Furthermore, we applied data augmentation to training data by generating pseudo data. We used affine transformations, such as rotations from -60 degrees to 60 degrees and expansions from 1x to 4x to heavy rain events. We made two calculation cases, CNT with no augmented data and AUG with augmentation. The two cases were compared in terms of prediction accuracy.

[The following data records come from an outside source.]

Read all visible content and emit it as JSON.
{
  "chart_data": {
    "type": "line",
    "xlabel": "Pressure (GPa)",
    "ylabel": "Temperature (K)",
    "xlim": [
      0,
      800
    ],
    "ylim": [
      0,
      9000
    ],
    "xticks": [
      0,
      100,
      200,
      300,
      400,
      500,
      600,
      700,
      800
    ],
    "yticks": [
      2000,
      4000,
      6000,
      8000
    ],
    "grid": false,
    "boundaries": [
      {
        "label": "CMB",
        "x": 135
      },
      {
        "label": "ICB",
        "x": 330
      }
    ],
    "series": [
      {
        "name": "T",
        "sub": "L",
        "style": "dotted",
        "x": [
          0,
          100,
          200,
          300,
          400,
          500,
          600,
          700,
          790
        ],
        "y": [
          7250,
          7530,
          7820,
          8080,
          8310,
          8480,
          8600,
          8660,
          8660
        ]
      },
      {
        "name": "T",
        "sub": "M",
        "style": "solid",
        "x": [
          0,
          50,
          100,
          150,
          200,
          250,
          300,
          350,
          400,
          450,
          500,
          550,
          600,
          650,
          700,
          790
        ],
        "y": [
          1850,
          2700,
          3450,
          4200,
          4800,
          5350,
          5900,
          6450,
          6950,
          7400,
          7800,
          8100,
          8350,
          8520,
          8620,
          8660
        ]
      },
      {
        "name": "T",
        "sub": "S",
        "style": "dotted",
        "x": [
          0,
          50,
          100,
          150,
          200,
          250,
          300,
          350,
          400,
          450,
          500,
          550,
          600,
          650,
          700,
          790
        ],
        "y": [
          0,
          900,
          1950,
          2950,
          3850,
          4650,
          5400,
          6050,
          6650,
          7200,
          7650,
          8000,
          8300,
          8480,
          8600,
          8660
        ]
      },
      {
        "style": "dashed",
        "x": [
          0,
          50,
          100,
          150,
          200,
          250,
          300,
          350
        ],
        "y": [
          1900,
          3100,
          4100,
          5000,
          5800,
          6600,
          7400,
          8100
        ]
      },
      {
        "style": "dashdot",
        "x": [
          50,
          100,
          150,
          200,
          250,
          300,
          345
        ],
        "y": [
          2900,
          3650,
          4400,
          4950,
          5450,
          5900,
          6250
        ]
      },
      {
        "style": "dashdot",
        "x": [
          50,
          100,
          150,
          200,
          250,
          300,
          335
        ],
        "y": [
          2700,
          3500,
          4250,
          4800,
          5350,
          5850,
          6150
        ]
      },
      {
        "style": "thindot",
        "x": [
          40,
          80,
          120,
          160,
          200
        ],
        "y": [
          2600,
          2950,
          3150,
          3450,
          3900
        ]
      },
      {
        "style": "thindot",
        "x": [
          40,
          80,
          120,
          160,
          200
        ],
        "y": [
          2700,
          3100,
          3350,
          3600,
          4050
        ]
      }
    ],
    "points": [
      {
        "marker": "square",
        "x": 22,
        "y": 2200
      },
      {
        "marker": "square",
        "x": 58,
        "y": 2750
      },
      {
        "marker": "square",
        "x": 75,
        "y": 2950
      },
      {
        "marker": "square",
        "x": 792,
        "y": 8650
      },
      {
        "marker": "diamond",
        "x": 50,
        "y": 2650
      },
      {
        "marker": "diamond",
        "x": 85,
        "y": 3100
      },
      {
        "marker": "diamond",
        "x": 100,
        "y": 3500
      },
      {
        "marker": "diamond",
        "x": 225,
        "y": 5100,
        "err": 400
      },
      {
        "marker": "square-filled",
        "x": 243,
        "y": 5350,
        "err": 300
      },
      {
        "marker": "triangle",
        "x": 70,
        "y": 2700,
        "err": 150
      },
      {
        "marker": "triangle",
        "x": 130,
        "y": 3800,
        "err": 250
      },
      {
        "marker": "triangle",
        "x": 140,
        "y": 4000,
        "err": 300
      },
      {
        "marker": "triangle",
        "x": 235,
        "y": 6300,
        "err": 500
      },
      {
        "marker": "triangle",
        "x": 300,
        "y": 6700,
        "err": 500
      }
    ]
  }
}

Figure1 shows the prediction of the July 2017 heavy rainfall event occurring in the northern Kyushu region from 10 a.m. to 3 p.m. on 5th July. We can find that the CNT model predicted only light rain but unable to predict the heavy rainfall. On the other hand, the AUG model could predict the two linear precipitation systems extending east-west at 6 hours ahead, though it tended to overestimate. It was also found that the accuracy of the AUG’s prediction was higher with the shorter prediction time. Furthermore, we evaluated the forecast results of AUG for the entire test period (Figure2). Even for Cat.4, the critical success index (CSI) exceeded 0.3 at 1 hour ahead, but the false alarm rate (FAR) decreased rapidly with the longer forecast time, and the CSI decreased accordingly. However, the probability of detection (POD) decreased gradually with longer forecast times in all categories. Thus, the model trained with pseudo data could predict some heavy rainfall events six hours prior to the occurrence, even though it has a tendency of overestimation.
We found that data augmentation is a powerful tool for predict low-frequency events such as heavy rainfall and our method of transformation was appropriate to reproduce the real phenomena. On the other hand, there was a tendency of overestimation, which might be partly due to the lack of balance in the sample size during training. For example, the sample size is different among categories and also for prediction time. That leads to a bias toward a specific category during training. For preventing this problem, the method of data augmentation and data balance control has to be explored.